Insulting those with whom you disagree does nothing to further your argument and only identifies an inability to construct a rational and intelligent response.




I'm the most inarticulate person I know. My head knows how to rationalize the situation but what comes out is sometimes unintellible goob-le-legook. Maybe I should not be answering these threads at work, where poeple look over my shoulders, but do it at a more convenient time when I can articulate myself.

In reply to:


We having an intelligent and worthwhile discussion here. If you can't stand to see ideas challenged I'd suggest you find a place where every agrees with you. That way you'll be nice and safe in total stagnation. Debate is not only a healthy thing in a community discussing ideas but a mandatory thing for any growth to occur.




Agreed. If I was never challenged I would grow bored and move elsewhere where I can learn. I'm challenged all the time. Maybe my perception on audio ideas has been skewed by unintelligent salespeople.

In reply to:


Entirely false. No one has been chastized.




Yes chastise is a strong word... You may not look at it on your side of things but I was not the only one person who has brought it up. I just sense as do some people on this forum that comments may seem negative and abrupt. And it nots like now we have to watch what we say because this is really just a forum to gather constructive information rather than negativity in comments. Well look at me here I'm writing a negative comments.


In reply to:


I'm sorry you feel that way simply from someone challenging you to prove your claims.

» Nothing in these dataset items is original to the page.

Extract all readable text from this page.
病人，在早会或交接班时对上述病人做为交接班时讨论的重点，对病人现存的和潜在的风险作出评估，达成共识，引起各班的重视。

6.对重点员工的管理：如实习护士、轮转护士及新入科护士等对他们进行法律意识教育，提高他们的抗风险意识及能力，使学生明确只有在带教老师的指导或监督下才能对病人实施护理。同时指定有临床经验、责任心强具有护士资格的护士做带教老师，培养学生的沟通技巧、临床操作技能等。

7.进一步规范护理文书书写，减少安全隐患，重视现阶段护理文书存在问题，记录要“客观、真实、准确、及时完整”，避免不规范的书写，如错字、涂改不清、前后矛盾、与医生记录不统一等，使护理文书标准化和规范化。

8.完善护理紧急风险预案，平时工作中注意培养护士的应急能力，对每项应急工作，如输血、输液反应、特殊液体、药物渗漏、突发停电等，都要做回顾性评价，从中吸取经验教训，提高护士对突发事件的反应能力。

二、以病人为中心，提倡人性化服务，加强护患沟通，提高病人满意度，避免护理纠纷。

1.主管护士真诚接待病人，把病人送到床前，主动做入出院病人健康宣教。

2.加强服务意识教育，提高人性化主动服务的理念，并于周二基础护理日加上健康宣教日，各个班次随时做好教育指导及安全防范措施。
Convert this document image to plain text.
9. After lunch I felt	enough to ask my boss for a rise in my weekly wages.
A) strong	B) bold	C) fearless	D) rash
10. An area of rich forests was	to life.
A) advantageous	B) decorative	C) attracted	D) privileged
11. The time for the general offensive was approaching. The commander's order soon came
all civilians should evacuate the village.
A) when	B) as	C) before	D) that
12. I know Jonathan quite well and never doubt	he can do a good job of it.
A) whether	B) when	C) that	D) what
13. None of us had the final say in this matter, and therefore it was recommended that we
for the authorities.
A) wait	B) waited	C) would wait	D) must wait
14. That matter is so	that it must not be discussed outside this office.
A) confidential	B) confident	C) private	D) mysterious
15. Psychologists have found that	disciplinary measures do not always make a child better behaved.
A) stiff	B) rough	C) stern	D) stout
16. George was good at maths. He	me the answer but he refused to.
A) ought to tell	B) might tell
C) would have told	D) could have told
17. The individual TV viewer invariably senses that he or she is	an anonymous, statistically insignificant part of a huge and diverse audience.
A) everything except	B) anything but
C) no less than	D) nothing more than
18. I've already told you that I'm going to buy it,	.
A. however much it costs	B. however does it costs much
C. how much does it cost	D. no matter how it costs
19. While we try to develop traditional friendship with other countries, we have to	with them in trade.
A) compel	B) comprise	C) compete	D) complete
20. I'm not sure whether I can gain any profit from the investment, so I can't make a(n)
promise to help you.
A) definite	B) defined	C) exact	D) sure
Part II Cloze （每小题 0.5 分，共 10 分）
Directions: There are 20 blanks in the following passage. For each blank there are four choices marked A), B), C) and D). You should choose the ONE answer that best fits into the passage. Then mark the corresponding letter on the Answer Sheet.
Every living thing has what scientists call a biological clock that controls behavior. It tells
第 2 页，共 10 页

I don't mean to tear into you, Saturn. I like you quite a bit and value your input here




I'm touched. I'm joking!!!!!!
All in all as I said many times before I have learned quite a bit from this forum even outside of Axiom products. I value the facts and suggestions by all the individuals on this forum.
Last November I had no idea what HTPCs were all about. And with facts and suggestion by you and Sushi I was able to gather enough info to build my own.

In reply to:


I'm sorry you feel that way simply from someone challenging you to prove your claims.




ON the contrary, I have no issue of being challenged. I have an issue of how it was said,rubuttled or worded. Comments inadvertantly can sound negative and bullish from someone who time and time again has to prove/explain to "newbies" what the mass market has been brainwashed about. As in a comment earlier said to me or another indivisual ...

"I wish I had the patience that Chess has .... "

Maybe this forum is getting too personal. Maybe thats not a bad thing.